Where the big bankers live in HK and SG
If you’re a bigshot banker moving to Asia (usually Hong Kong or Singapore), it can be hard to know where to lay down roots (or if to lay down roots at all). Choosing where to live – especially if you have a family – can be a complicated, expensive, and headache-inducing decision.
The reality is that, like in most global cities, neighborhoods are only well known by locals, and it’s worth poking your nose around before putting your money to anything in particular. Oases of wealth – usually private, gated communities – can exist amongst miles of slum in some cities, whilst others may have unexpected shantytowns in otherwise eye wateringly-high rent areas.
If you want some clues as to where you can bump shoulders with the biggest financiers on the continent (or imitate them for some reason), we recommend ultra-modernity in Singapore, and ultra-classicism in Hong Kong. Oh, and spend a lot of money. Duh.
United Overseas Bank (UOB)’s CEO, Wee Ee Cheong, lives in Nassim Park Residences, an ultra-luxury development in the country’s Billionaire Row. His family actually own three properties in the complex – although it’s probably much easier to afford that sort of property when you grandfather (Wee Ee Chong’s grandfather, Wee Kheng Chiang, to be specific) founds a bank.
Peter Lim, the country’s 10th richest man and rags to riches superstar (seriously – from being a taxi driver and waiter to multi-billionaire is no mean feat) lives less than a mile down the road in the EDEN complex, just off of Orchard. Both complexes are in the well-known “billionaire’s belt”.
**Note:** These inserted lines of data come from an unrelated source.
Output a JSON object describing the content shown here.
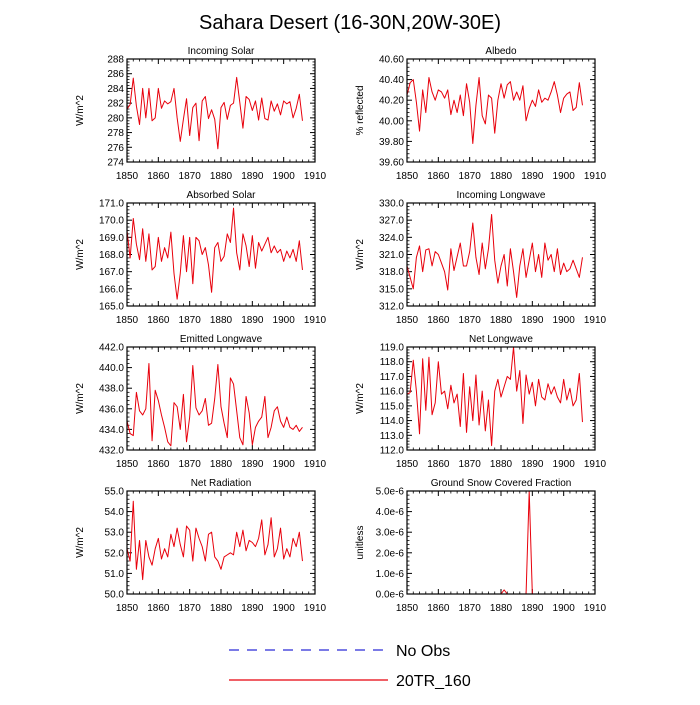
{
  "title": "Sahara Desert (16-30N,20W-30E)",
  "colors": {
    "model": "#e8000b",
    "obs": "#2b2bd8",
    "axis": "#000000"
  },
  "legend": [
    {
      "label": "No Obs",
      "style": "dashed",
      "color": "#2b2bd8"
    },
    {
      "label": "20TR_160",
      "style": "solid",
      "color": "#e8000b"
    }
  ],
  "chart_data": [
    {
      "type": "line",
      "title": "Incoming Solar",
      "ylabel": "W/m^2",
      "xlim": [
        1850,
        1910
      ],
      "xticks": [
        1850,
        1860,
        1870,
        1880,
        1890,
        1900,
        1910
      ],
      "ylim": [
        274,
        288
      ],
      "yticks": [
        274.0,
        276.0,
        278.0,
        280.0,
        282.0,
        284.0,
        286.0,
        288.0
      ],
      "x_start": 1850,
      "series": [
        {
          "name": "20TR_160",
          "values": [
            281.2,
            281.8,
            285.4,
            281.6,
            279.1,
            284.0,
            280.0,
            284.0,
            279.6,
            280.0,
            284.0,
            281.3,
            282.3,
            281.9,
            282.2,
            284.0,
            280.0,
            276.8,
            279.8,
            282.6,
            277.6,
            281.4,
            282.0,
            276.9,
            282.3,
            282.9,
            279.9,
            281.1,
            279.8,
            275.8,
            281.4,
            282.1,
            279.8,
            281.7,
            282.0,
            285.5,
            282.1,
            278.6,
            282.9,
            282.5,
            281.0,
            282.3,
            279.7,
            282.7,
            279.9,
            279.7,
            282.3,
            280.9,
            281.9,
            280.4,
            282.3,
            281.9,
            282.2,
            280.0,
            281.3,
            283.2,
            279.6
          ]
        }
      ]
    },
    {
      "type": "line",
      "title": "Albedo",
      "ylabel": "% reflected",
      "xlim": [
        1850,
        1910
      ],
      "xticks": [
        1850,
        1860,
        1870,
        1880,
        1890,
        1900,
        1910
      ],
      "ylim": [
        39.6,
        40.6
      ],
      "yticks": [
        "39.60",
        "39.80",
        "40.00",
        "40.20",
        "40.40",
        "40.60"
      ],
      "x_start": 1850,
      "series": [
        {
          "name": "20TR_160",
          "values": [
            40.25,
            40.37,
            40.4,
            40.18,
            39.9,
            40.3,
            40.08,
            40.42,
            40.28,
            40.2,
            40.3,
            40.28,
            40.22,
            40.3,
            40.06,
            40.2,
            40.08,
            40.25,
            40.05,
            40.36,
            40.18,
            39.78,
            40.15,
            40.42,
            40.05,
            39.97,
            40.25,
            40.22,
            39.88,
            40.2,
            40.36,
            40.22,
            40.35,
            40.38,
            40.2,
            40.28,
            40.2,
            40.34,
            40.0,
            40.12,
            40.2,
            40.14,
            40.3,
            40.18,
            40.22,
            40.2,
            40.28,
            40.38,
            40.25,
            40.08,
            40.22,
            40.26,
            40.28,
            40.1,
            40.13,
            40.37,
            40.15
          ]
        }
      ]
    },
    {
      "type": "line",
      "title": "Absorbed Solar",
      "ylabel": "W/m^2",
      "xlim": [
        1850,
        1910
      ],
      "xticks": [
        1850,
        1860,
        1870,
        1880,
        1890,
        1900,
        1910
      ],
      "ylim": [
        165,
        171
      ],
      "yticks": [
        "165.0",
        "166.0",
        "167.0",
        "168.0",
        "169.0",
        "170.0",
        "171.0"
      ],
      "x_start": 1850,
      "series": [
        {
          "name": "20TR_160",
          "values": [
            169.4,
            167.8,
            170.1,
            168.6,
            167.7,
            169.5,
            167.6,
            169.2,
            167.1,
            167.3,
            169.0,
            167.6,
            168.4,
            167.8,
            169.3,
            166.9,
            165.4,
            166.9,
            169.1,
            167.0,
            169.0,
            166.3,
            169.0,
            168.8,
            168.0,
            168.4,
            167.4,
            165.8,
            168.4,
            168.7,
            167.6,
            167.9,
            169.2,
            168.7,
            170.7,
            168.1,
            167.1,
            169.2,
            168.5,
            167.3,
            169.1,
            167.2,
            168.7,
            168.2,
            168.6,
            169.0,
            168.1,
            168.5,
            168.1,
            168.3,
            167.6,
            168.2,
            167.8,
            168.3,
            167.6,
            168.8,
            167.1
          ]
        }
      ]
    },
    {
      "type": "line",
      "title": "Incoming Longwave",
      "ylabel": "W/m^2",
      "xlim": [
        1850,
        1910
      ],
      "xticks": [
        1850,
        1860,
        1870,
        1880,
        1890,
        1900,
        1910
      ],
      "ylim": [
        312,
        330
      ],
      "yticks": [
        "312.0",
        "315.0",
        "318.0",
        "321.0",
        "324.0",
        "327.0",
        "330.0"
      ],
      "x_start": 1850,
      "series": [
        {
          "name": "20TR_160",
          "values": [
            319.0,
            317.0,
            315.0,
            320.5,
            322.5,
            318.0,
            321.8,
            322.0,
            319.0,
            321.5,
            321.0,
            319.5,
            318.0,
            314.8,
            322.0,
            318.2,
            320.6,
            323.0,
            319.0,
            319.0,
            321.5,
            326.5,
            320.5,
            317.5,
            323.0,
            318.5,
            322.0,
            328.0,
            320.0,
            316.0,
            319.0,
            321.0,
            315.5,
            322.0,
            318.0,
            313.5,
            319.0,
            322.0,
            317.0,
            320.0,
            323.0,
            318.0,
            321.0,
            317.0,
            323.0,
            320.0,
            321.0,
            318.0,
            322.0,
            317.5,
            319.5,
            318.0,
            318.5,
            320.0,
            318.5,
            317.0,
            320.5
          ]
        }
      ]
    },
    {
      "type": "line",
      "title": "Emitted Longwave",
      "ylabel": "W/m^2",
      "xlim": [
        1850,
        1910
      ],
      "xticks": [
        1850,
        1860,
        1870,
        1880,
        1890,
        1900,
        1910
      ],
      "ylim": [
        432,
        442
      ],
      "yticks": [
        "432.0",
        "434.0",
        "436.0",
        "438.0",
        "440.0",
        "442.0"
      ],
      "x_start": 1850,
      "series": [
        {
          "name": "20TR_160",
          "values": [
            434.8,
            433.6,
            433.4,
            437.6,
            435.8,
            435.4,
            436.0,
            440.4,
            432.9,
            437.8,
            436.8,
            435.4,
            434.2,
            432.8,
            432.4,
            436.6,
            436.2,
            434.0,
            437.4,
            432.8,
            435.2,
            440.2,
            436.1,
            435.4,
            435.8,
            437.0,
            434.4,
            434.6,
            437.0,
            440.3,
            436.2,
            434.6,
            433.2,
            439.0,
            438.4,
            435.8,
            433.2,
            432.5,
            437.2,
            435.6,
            432.5,
            434.2,
            434.8,
            435.2,
            437.2,
            433.2,
            434.2,
            435.8,
            436.2,
            434.8,
            434.2,
            435.2,
            434.2,
            434.0,
            434.4,
            433.8,
            434.2
          ]
        }
      ]
    },
    {
      "type": "line",
      "title": "Net Longwave",
      "ylabel": "W/m^2",
      "xlim": [
        1850,
        1910
      ],
      "xticks": [
        1850,
        1860,
        1870,
        1880,
        1890,
        1900,
        1910
      ],
      "ylim": [
        112,
        119
      ],
      "yticks": [
        "112.0",
        "113.0",
        "114.0",
        "115.0",
        "116.0",
        "117.0",
        "118.0",
        "119.0"
      ],
      "x_start": 1850,
      "series": [
        {
          "name": "20TR_160",
          "values": [
            115.8,
            115.9,
            118.1,
            116.0,
            113.1,
            118.2,
            114.7,
            118.3,
            114.4,
            115.2,
            118.0,
            115.8,
            116.0,
            114.8,
            116.4,
            115.2,
            115.8,
            113.6,
            117.2,
            113.2,
            116.3,
            114.0,
            117.1,
            113.7,
            116.0,
            113.3,
            115.4,
            112.3,
            116.0,
            116.8,
            115.6,
            116.3,
            117.0,
            116.8,
            119.0,
            116.0,
            117.4,
            113.8,
            117.1,
            115.8,
            116.6,
            115.0,
            116.8,
            115.6,
            115.4,
            116.5,
            115.8,
            116.3,
            115.6,
            115.2,
            116.8,
            115.4,
            116.2,
            115.0,
            115.4,
            117.2,
            113.9
          ]
        }
      ]
    },
    {
      "type": "line",
      "title": "Net Radiation",
      "ylabel": "W/m^2",
      "xlim": [
        1850,
        1910
      ],
      "xticks": [
        1850,
        1860,
        1870,
        1880,
        1890,
        1900,
        1910
      ],
      "ylim": [
        50,
        55
      ],
      "yticks": [
        "50.0",
        "51.0",
        "52.0",
        "53.0",
        "54.0",
        "55.0"
      ],
      "x_start": 1850,
      "series": [
        {
          "name": "20TR_160",
          "values": [
            52.2,
            51.6,
            54.5,
            51.2,
            52.6,
            50.7,
            52.6,
            51.8,
            51.4,
            52.2,
            52.7,
            51.7,
            52.2,
            51.8,
            52.9,
            52.3,
            53.2,
            52.4,
            51.8,
            53.3,
            53.1,
            51.6,
            53.2,
            52.7,
            52.3,
            51.6,
            52.9,
            53.0,
            51.8,
            51.6,
            51.2,
            51.8,
            51.9,
            52.0,
            51.9,
            53.0,
            52.3,
            53.1,
            52.1,
            52.6,
            52.5,
            52.3,
            52.7,
            53.6,
            51.9,
            52.4,
            53.7,
            51.8,
            52.2,
            53.2,
            51.7,
            52.2,
            51.8,
            52.7,
            52.3,
            53.0,
            51.6
          ]
        }
      ]
    },
    {
      "type": "line",
      "title": "Ground Snow Covered Fraction",
      "ylabel": "unitless",
      "xlim": [
        1850,
        1910
      ],
      "xticks": [
        1850,
        1860,
        1870,
        1880,
        1890,
        1900,
        1910
      ],
      "ylim": [
        0,
        5e-06
      ],
      "yticks": [
        "0.0e-6",
        "1.0e-6",
        "2.0e-6",
        "3.0e-6",
        "4.0e-6",
        "5.0e-6"
      ],
      "x_start": 1850,
      "series": [
        {
          "name": "20TR_160",
          "values": [
            0,
            0,
            0,
            0,
            0,
            0,
            0,
            0,
            0,
            0,
            0,
            0,
            0,
            0,
            0,
            0,
            0,
            0,
            0,
            0,
            0,
            0,
            0,
            0,
            0,
            0,
            0,
            0,
            0,
            0,
            0,
            2e-07,
            0,
            0,
            0,
            0,
            0,
            0,
            0,
            5e-06,
            0,
            0,
            0,
            0,
            0,
            0,
            0,
            0,
            0,
            0,
            0,
            0,
            0,
            0,
            0,
            0,
            0
          ]
        }
      ]
    }
  ]
}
Chilean-born Jean Salata – the founder of private equity firm BPEA EQT, one of the largest in Asia – has his digs in Repulse Bay, which hosts his colonial-era two-story detached house. It sold for $104m, in 2014. United States Dollars, mind you.
Salata wasn’t the only one in Repulse Bay, either – former Goldman partner Andrea Vella was also fond of the area, although the disgraced banker is believed to now be living in Italy. Partners at Goldman might be some of the few regular (non-founder) financers capable of affording the city’s finest properties.
More recently, Chris Gradel of investment firm PAG bought the spectacular (and also colonial-era) Villa Ellenbud, in Pok Fu Lam. The villa, which sold for $70m, was built by a doctor, at a time where (presumably) overcrowding in Hong Kong wasn’t as big a deal as today. Either that, or doctors were paid a lot more than we realize.